World

Who’s the real supreme leader?

A power struggle has broken out between President Mahmoud Ahmadinejad and Ayatollah Ali Khamenei

Who's the real supreme leader?

Reuters

The latest piece of political theatre in Iran features a bitter public tussle between the country’s hardline president, Mahmoud Ahmadinejad, and its equally hardline supreme leader, Ayatollah Ali Khamenei. It’s the kind of venomous power struggle that Iranians love cracking jokes about over a good cup of chai. Who’s up and who’s down? And is the battle real or just an act? Collective cabs in Tehran, those four-wheeled vehicles for gossip, are buzzing with elaborate conspiracy theories on the issue, the PBS news site Tehran Bureau reports from the capital.

It all started in mid-April with a revelation worthy of a spy novel: the offices of Ahmadinejad’s chief of staff, Esfandiar Rahim Mashaei, had allegedly been bugged by none other than the Ministry of Intelligence. Ahmadinejad promptly sacked the intelligence chief, Heidar Moslehi, but the supreme leader, who notoriously dislikes the president’s right-hand Mashaei, ordered the embattled spymaster reinstated. In a fit of pique, Ahmadinejad then boycotted cabinet meetings and avoided public appearances for over a week.

His defiance quickly precipitated the spat into a full-blown political storm, with personalities from across Iran’s conservative political spectrum—from influential clerics to top-level members of the elite Revolutionary Guard—thundering that an affront to the supreme leader constituted an affront to the Islamic Republic. Some even suggested the president should be impeached. A sulky Ahmadinejad eventually reappeared in the majlis, Iran’s parliament, after receiving an ultimatum to return or resign. But in a sign of how much the president’s gutsy standoff irked many within Iran’s conservative camp, several associates of his ally Mashaei, a highly controversial figure among Iran’s hard-liners, were arrested on charges ranging from corruption to demon worship and sorcery.

Given Iran’s opaque politics, interpreting the latest brouhaha is like “reading the entrails of an ancient Roman sheep,” says Michael Axworthy, director of the Centre for Persian and Iranian Studies at Exeter University in the U.K. It seems clear, though, that Ahmadinejad is trying to carve out a bigger role for himself, something that triggered a vigorous push-back from the rest of the conservative establishment, says Axworthy, who is also a former head of the Iran section of Britain’s Foreign and Commonwealth Office. Though Iran’s outspoken president dominates the headlines in the Western media, in reality he doesn’t have much institutional power, and the supreme leader remains the ultimate arbiter of Iran’s politics and society.

Ahmadinejad’s attempt to replace the head of the intelligence ministry—in response to the allegations of illegal wiretapping, which several analysts think are dubious—is in line with his track record of trying to replace senior officials who are normally under the informal control of the supreme leader.

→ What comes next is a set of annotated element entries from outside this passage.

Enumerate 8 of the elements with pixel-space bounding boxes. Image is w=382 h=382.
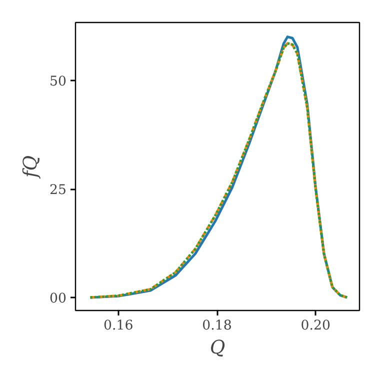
y-tick-label: 00 [50, 291, 67, 306]
x-tick-label: 0.20 [300, 318, 330, 334]
x-axis-title: Q [210, 338, 226, 358]
y-tick-label: 50 [50, 74, 67, 90]
x-tick-label: 0.18 [202, 318, 232, 334]
y-tick-label: 25 [50, 183, 67, 198]
x-tick-label: 0.16 [104, 318, 134, 334]
y-axis-title: fQ [20, 155, 42, 180]
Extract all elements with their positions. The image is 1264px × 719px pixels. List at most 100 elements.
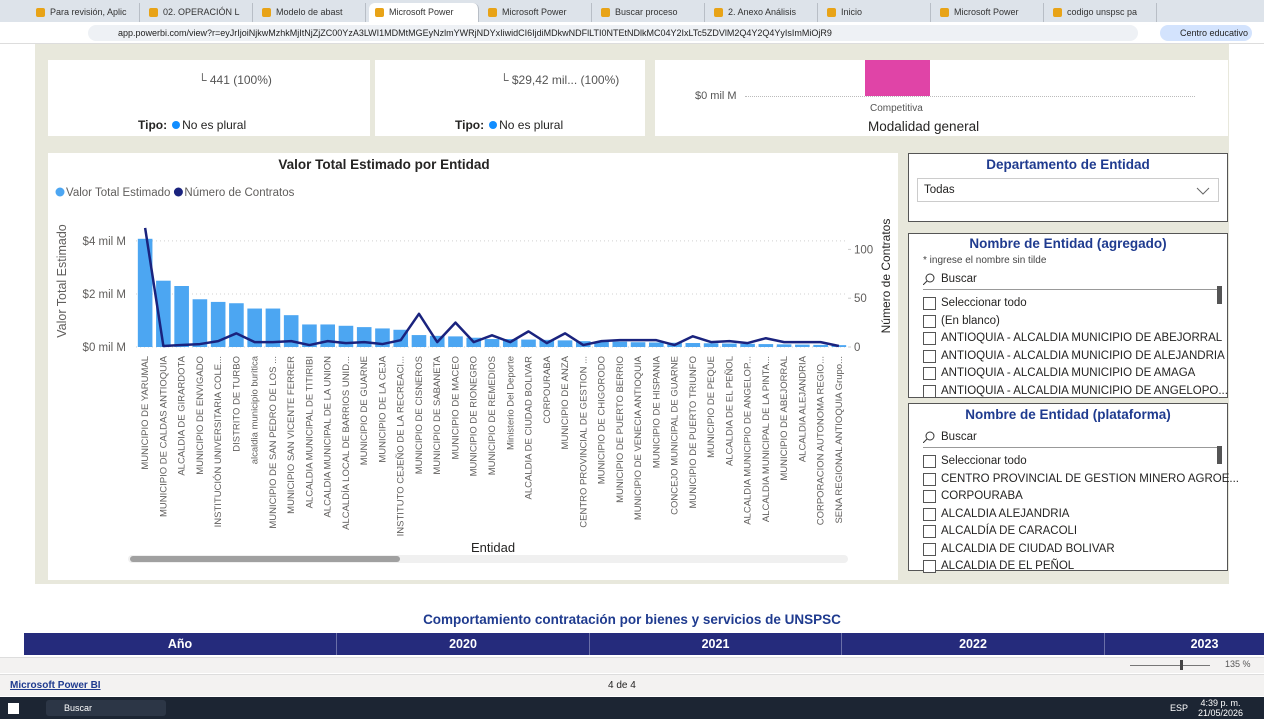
slicer-item[interactable]: ALCALDIA DE CIUDAD BOLIVAR [923,542,1115,556]
x-tick-label: MUNICIPIO DE GUARNE [359,356,370,465]
x-tick-label: ALCALDIA DE EL PEÑOL [724,356,735,466]
browser-tab[interactable]: 02. OPERACIÓN L [143,3,253,22]
brand-link[interactable]: Microsoft Power BI [10,680,101,691]
search[interactable]: Buscar [923,430,977,444]
clock: 4:39 p. m. 21/05/2026 [1198,698,1243,718]
legend-swatch [55,187,65,197]
count-card: └ 441 (100%) Tipo: No es plural [48,60,370,136]
browser-tab[interactable]: Para revisión, Aplic [30,3,140,22]
browser-tab[interactable]: codigo unspsc pa [1047,3,1157,22]
search[interactable]: Buscar [923,272,977,286]
x-tick-label: MUNICIPIO DE ANZA [560,355,571,449]
table-header: Año 2020 2021 2022 2023 [24,633,1264,655]
browser-tab[interactable]: 2. Anexo Análisis [708,3,818,22]
modalidad-title: Modalidad general [868,119,980,134]
slicer-item[interactable]: Seleccionar todo [923,296,1027,310]
x-tick-label: MUNICIPIO DE LA CEJA [377,355,388,462]
slicer-item[interactable]: ANTIOQUIA - ALCALDIA MUNICIPIO DE ALEJAN… [923,349,1225,363]
bar [795,344,810,347]
x-tick-label: MUNICIPIO DE CHIGORODO [597,356,608,484]
slicer-item[interactable]: CORPOURABA [923,489,1023,503]
slicer-item[interactable]: ANTIOQUIA - ALCALDIA MUNICIPIO DE AMAGA [923,366,1195,380]
bar [411,335,427,347]
bar [776,344,792,347]
x-tick-label: INSTITUCIÓN UNIVERSITARIA COLE... [213,356,224,527]
x-tick-label: ALCALDIA MUNICIPIO DE ANGELOP... [743,356,754,525]
start-button[interactable] [8,703,19,714]
slicer-item[interactable]: ALCALDIA ALEJANDRIA [923,507,1069,521]
browser-tab[interactable]: Microsoft Power [934,3,1044,22]
taskbar: Buscar ESP 4:39 p. m. 21/05/2026 [0,697,1264,719]
x-tick-label: MUNICIPIO DE ABEJORRAL [779,356,790,481]
card-type: Tipo: No es plural [138,118,246,132]
scroll-thumb[interactable] [130,556,400,562]
x-tick-label: ALCALDÍA LOCAL DE BARRIOS UNID... [341,356,352,530]
y-axis-title: Valor Total Estimado [55,224,69,338]
bar [484,339,500,347]
scrollbar[interactable] [1217,446,1222,464]
line [143,227,840,348]
bar [685,343,701,347]
bar [265,308,281,347]
slicer-item[interactable]: CENTRO PROVINCIAL DE GESTION MINERO AGRO… [923,472,1239,486]
x-tick-label: DISTRITO DE TURBO [231,356,242,452]
column-header: Año [24,633,337,655]
x-tick-label: MUNICIPIO DE CALDAS ANTIOQUIA [158,355,169,517]
date: 21/05/2026 [1198,708,1244,718]
slicer-item[interactable]: ANTIOQUIA - ALCALDIA MUNICIPIO DE ANGELO… [923,384,1228,398]
profile-button[interactable]: Centro educativo [1160,25,1252,41]
table-title: Comportamiento contratación por bienes y… [423,612,841,627]
slicer-title: Departamento de Entidad [986,157,1150,172]
slicer-item[interactable]: (En blanco) [923,314,1000,328]
bar [813,344,828,347]
dropdown-value: Todas [924,184,955,196]
browser-tab[interactable]: Buscar proceso [595,3,705,22]
url-field[interactable]: app.powerbi.com/view?r=eyJrIjoiNjkwMzhkM… [88,25,1138,41]
bar [703,343,719,347]
x-tick-label: SENA REGIONAL ANTIOQUIA Grupo... [834,356,845,524]
axis-label: $0 mil M [695,90,737,102]
x-tick-label: MUNICIPIO DE PUERTO BERRIO [615,356,626,503]
x-tick-label: CENTRO PROVINCIAL DE GESTION ... [578,356,589,528]
x-tick-label: Ministerio Del Deporte [505,356,516,450]
slicer-item[interactable]: ANTIOQUIA - ALCALDIA MUNICIPIO DE ABEJOR… [923,331,1222,345]
category-label: Competitiva [870,103,923,114]
x-tick-label: alcaldia municipio buritica [250,355,261,464]
bar [174,286,189,347]
bar [557,340,573,347]
card-value-text: $29,42 mil... (100%) [511,73,620,87]
browser-tab[interactable]: Microsoft Power [482,3,592,22]
page-nav[interactable]: 4 de 4 [608,680,636,691]
scrollbar[interactable] [1217,286,1222,304]
x-axis-title: Entidad [471,540,515,555]
x-tick-label: MUNICIPIO DE SABANETA [432,355,443,474]
bar [283,315,299,347]
bar [320,324,335,347]
browser-tab[interactable]: Microsoft Power [369,3,479,22]
x-tick-label: ALCALDIA ALEJANDRIA [797,355,808,462]
x-tick-label: CORPORACION AUTONOMA REGIO... [816,356,827,525]
slicer-item[interactable]: ALCALDIA DE EL PEÑOL [923,559,1074,573]
address-bar: app.powerbi.com/view?r=eyJrIjoiNjkwMzhkM… [0,22,1264,44]
legend-label: Número de Contratos [184,187,294,199]
slicer-item[interactable]: ALCALDÍA DE CARACOLI [923,524,1077,538]
slicer-title: Nombre de Entidad (agregado) [969,236,1167,251]
search-box[interactable]: Buscar [46,700,166,716]
search-placeholder: Buscar [941,431,977,443]
x-tick-label: ALCALDIA MUNICIPAL DE LA UNION [323,356,334,518]
bar [192,299,208,347]
card-value: └ 441 (100%) [198,73,272,87]
slicer-departamento: Departamento de Entidad Todas [908,153,1228,222]
bar [356,327,372,347]
x-tick-label: CONCEJO MUNICIPAL DE GUARNE [670,356,681,515]
modalidad-bar [865,60,930,96]
browser-tab[interactable]: Inicio [821,3,931,22]
modalidad-card: $0 mil M Competitiva Modalidad general [655,60,1228,136]
x-tick-label: MUNICIPIO DE REMEDIOS [487,356,498,475]
browser-tab[interactable]: Modelo de abast [256,3,366,22]
y-tick-label: $2 mil M [83,289,126,301]
slicer-item[interactable]: Seleccionar todo [923,454,1027,468]
bar [831,345,847,347]
dropdown[interactable]: Todas [917,178,1219,202]
language: ESP [1170,703,1189,713]
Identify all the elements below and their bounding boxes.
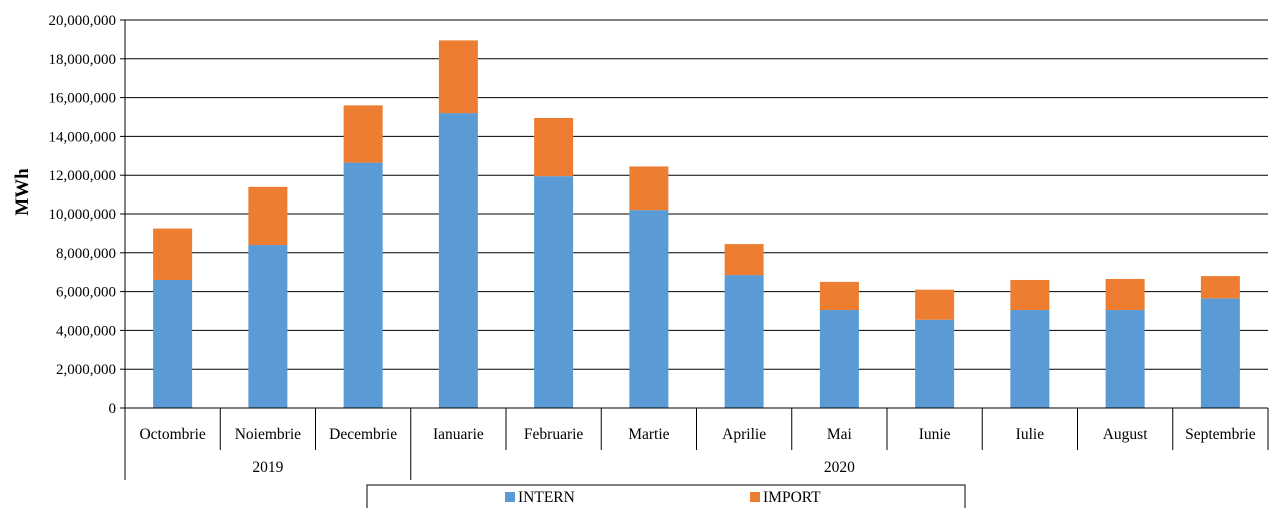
bar-intern-septembrie	[1200, 298, 1240, 408]
category-label: Februarie	[524, 426, 584, 443]
bar-intern-iunie	[915, 319, 955, 408]
bar-intern-februarie	[534, 176, 574, 408]
legend-label-import: IMPORT	[763, 489, 821, 506]
y-axis-label: MWh	[12, 168, 33, 216]
bar-import-martie	[629, 166, 669, 211]
legend-label-intern: INTERN	[518, 489, 575, 506]
category-label: Ianuarie	[433, 426, 484, 443]
bar-import-august	[1105, 278, 1145, 311]
category-label: Iulie	[1016, 426, 1045, 443]
category-label: Noiembrie	[235, 426, 301, 443]
y-tick-label: 14,000,000	[49, 129, 117, 145]
category-label: August	[1103, 426, 1148, 443]
bar-intern-aprilie	[724, 275, 764, 408]
category-label: Martie	[628, 426, 669, 443]
legend-box	[366, 484, 966, 508]
gridlines	[125, 19, 1268, 370]
y-tick-label: 2,000,000	[56, 362, 116, 378]
group-label-2020: 2020	[824, 459, 855, 476]
legend-swatch-intern	[505, 492, 515, 502]
y-tick-label: 16,000,000	[49, 91, 117, 107]
y-tick-label: 20,000,000	[49, 13, 117, 29]
bar-import-noiembrie	[248, 186, 288, 246]
category-label: Mai	[827, 426, 853, 443]
bars	[153, 40, 1240, 409]
bar-intern-mai	[819, 310, 859, 408]
x-axis: Octombrie Noiembrie Decembrie Ianuarie Febru…	[124, 407, 1269, 480]
bar-import-aprilie	[724, 244, 764, 276]
y-tick-label: 0	[109, 401, 117, 417]
bar-import-septembrie	[1200, 276, 1240, 299]
legend: INTERN IMPORT	[366, 484, 966, 508]
bar-import-octombrie	[153, 228, 193, 280]
bar-intern-iulie	[1010, 310, 1050, 408]
bar-intern-noiembrie	[248, 245, 288, 408]
y-tick-label: 4,000,000	[56, 323, 116, 339]
category-label: Septembrie	[1185, 426, 1256, 443]
bar-import-februarie	[534, 117, 574, 177]
category-label: Decembrie	[329, 426, 397, 443]
y-tick-label: 12,000,000	[49, 168, 117, 184]
bar-import-iunie	[915, 289, 955, 320]
bar-intern-octombrie	[153, 279, 193, 408]
category-label: Iunie	[919, 426, 951, 443]
bar-import-mai	[819, 281, 859, 311]
category-label: Octombrie	[139, 426, 205, 443]
bar-intern-decembrie	[343, 162, 383, 408]
y-axis: 0 2,000,000 4,000,000 6,000,000 8,000,000 10,…	[49, 13, 126, 417]
bar-import-iulie	[1010, 279, 1050, 311]
category-label: Aprilie	[722, 426, 766, 443]
y-tick-label: 8,000,000	[56, 246, 116, 262]
bar-intern-ianuarie	[438, 113, 478, 409]
bar-import-decembrie	[343, 105, 383, 163]
y-tick-label: 6,000,000	[56, 285, 116, 301]
legend-swatch-import	[750, 492, 760, 502]
bar-import-ianuarie	[438, 40, 478, 114]
group-label-2019: 2019	[252, 459, 283, 476]
y-tick-label: 10,000,000	[49, 207, 117, 223]
bar-intern-martie	[629, 210, 669, 408]
bar-intern-august	[1105, 310, 1145, 408]
y-tick-label: 18,000,000	[49, 52, 117, 68]
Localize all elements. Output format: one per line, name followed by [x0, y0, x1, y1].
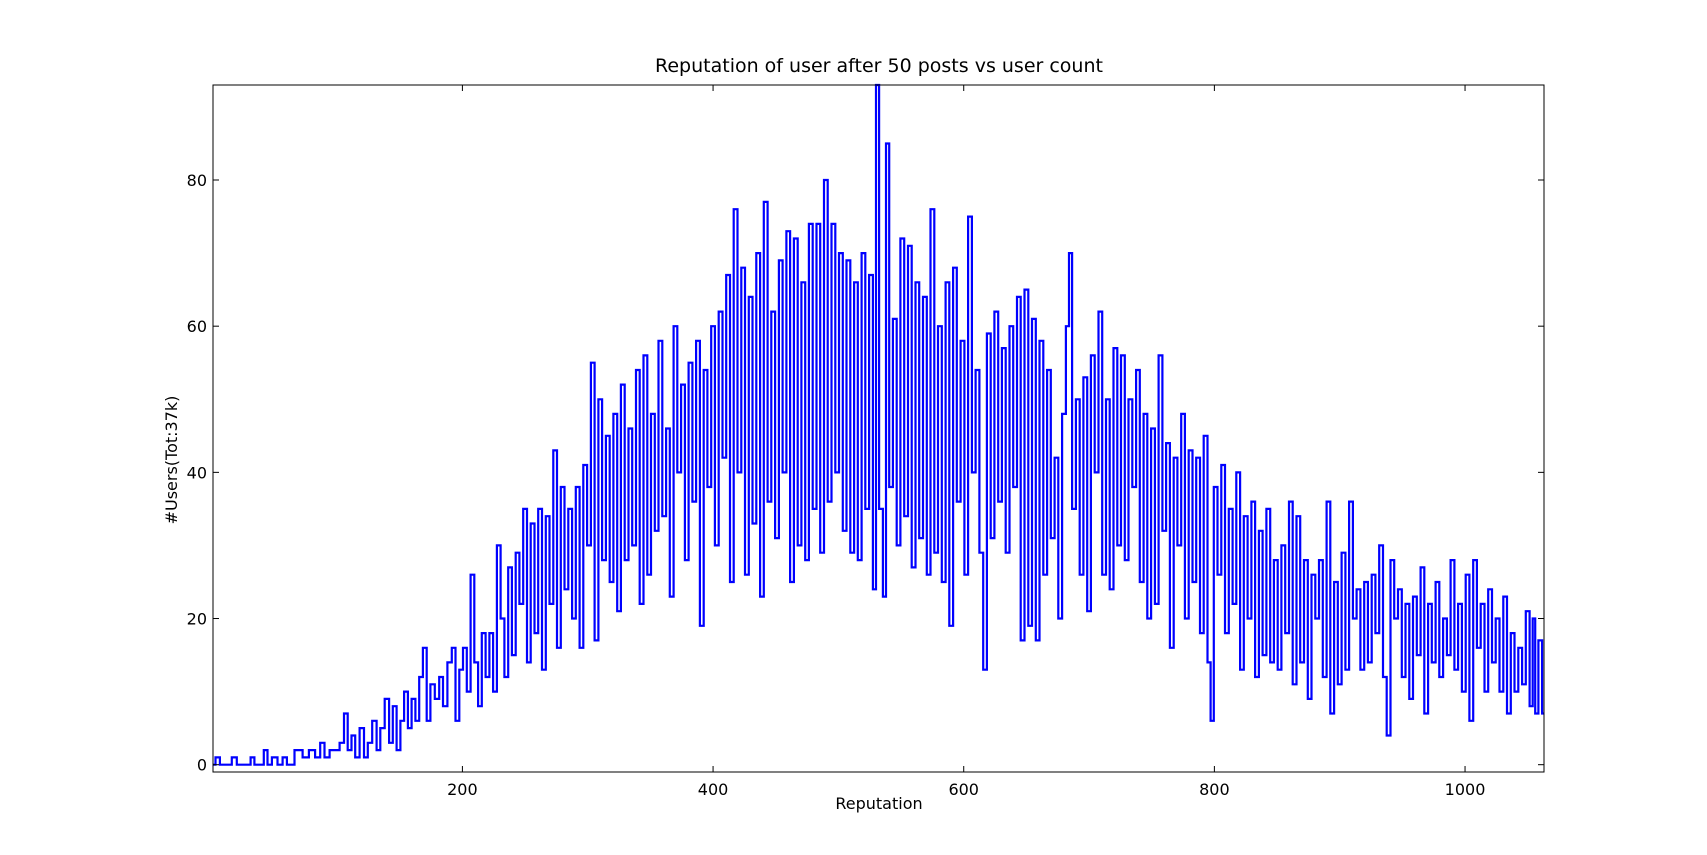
plot-area [212, 83, 1545, 773]
x-axis-label: Reputation [835, 794, 922, 813]
y-axis-label: #Users(Tot:37k) [162, 396, 181, 525]
x-tick-label: 1000 [1445, 780, 1486, 799]
x-axis: 200 400 600 800 1000 [447, 85, 1485, 799]
x-tick-label: 600 [948, 780, 979, 799]
series-line [213, 83, 1544, 766]
plot-frame [212, 84, 1545, 773]
y-axis: 0 20 40 60 80 [187, 171, 1544, 775]
y-tick-label: 80 [187, 171, 207, 190]
x-tick-label: 400 [698, 780, 729, 799]
chart-title: Reputation of user after 50 posts vs use… [655, 55, 1103, 77]
x-tick-label: 200 [447, 780, 478, 799]
y-tick-label: 0 [197, 756, 207, 775]
y-tick-label: 40 [187, 463, 207, 482]
y-tick-label: 60 [187, 317, 207, 336]
y-tick-label: 20 [187, 610, 207, 629]
x-tick-label: 800 [1199, 780, 1230, 799]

Ahmadinejad is widely believed to have forced Ali Larijani, the current parliamentary speaker, to resign from the post of nuclear negotiator in 2007. He also fired an interior minister and a foreign minister, neither of whom he’d picked personally.

The president and his camp are trying to curtail the power of the clergy with a strategy that could be dubbed “death by a million paper cuts,” says Reza Marashi, research director of the National Iranian American Council, a non-profit based in Washington. They represent a generation of fiercely anti-Western veterans of the Iran-Iraq war who believe the clergy has failed to keep the country “on the true path of the 1979 revolution,” says Marashi. The latest challenge to the establishment, though, has cost the president dearly. Khamenei’s harsh rebuke and public humiliation of Ahmadinejad has some calling him a lame-duck president with two more years to serve before elections in 2013.

But the spat appears to have weakened Khamenei, too, by forcing him to intervene directly in Iranian politics to reassert his authority and abandon his traditional posturing as a leader above the fray. And scolding Ahmadinejad is risky, given that he personally supported the president’s disputed re-election victory in 2009, calling it a “divine assessment.” In general, the president continues to be useful to the supreme leader “as a front man with an electoral constituency, and a successful populist politician,” says Axworthy.

The fratricidal feuds among the conservatives are unlikely to bring about any significant political change. If anything, the rift highlights the complete absence of Iran’s reformist opposition from the political scene. Weakened after the violent repression of the 2009 post-election uprising, the best that liberal-minded Iranians can do for now, says Marashi, is “happily watch these conservative factions continue to weaken each other.”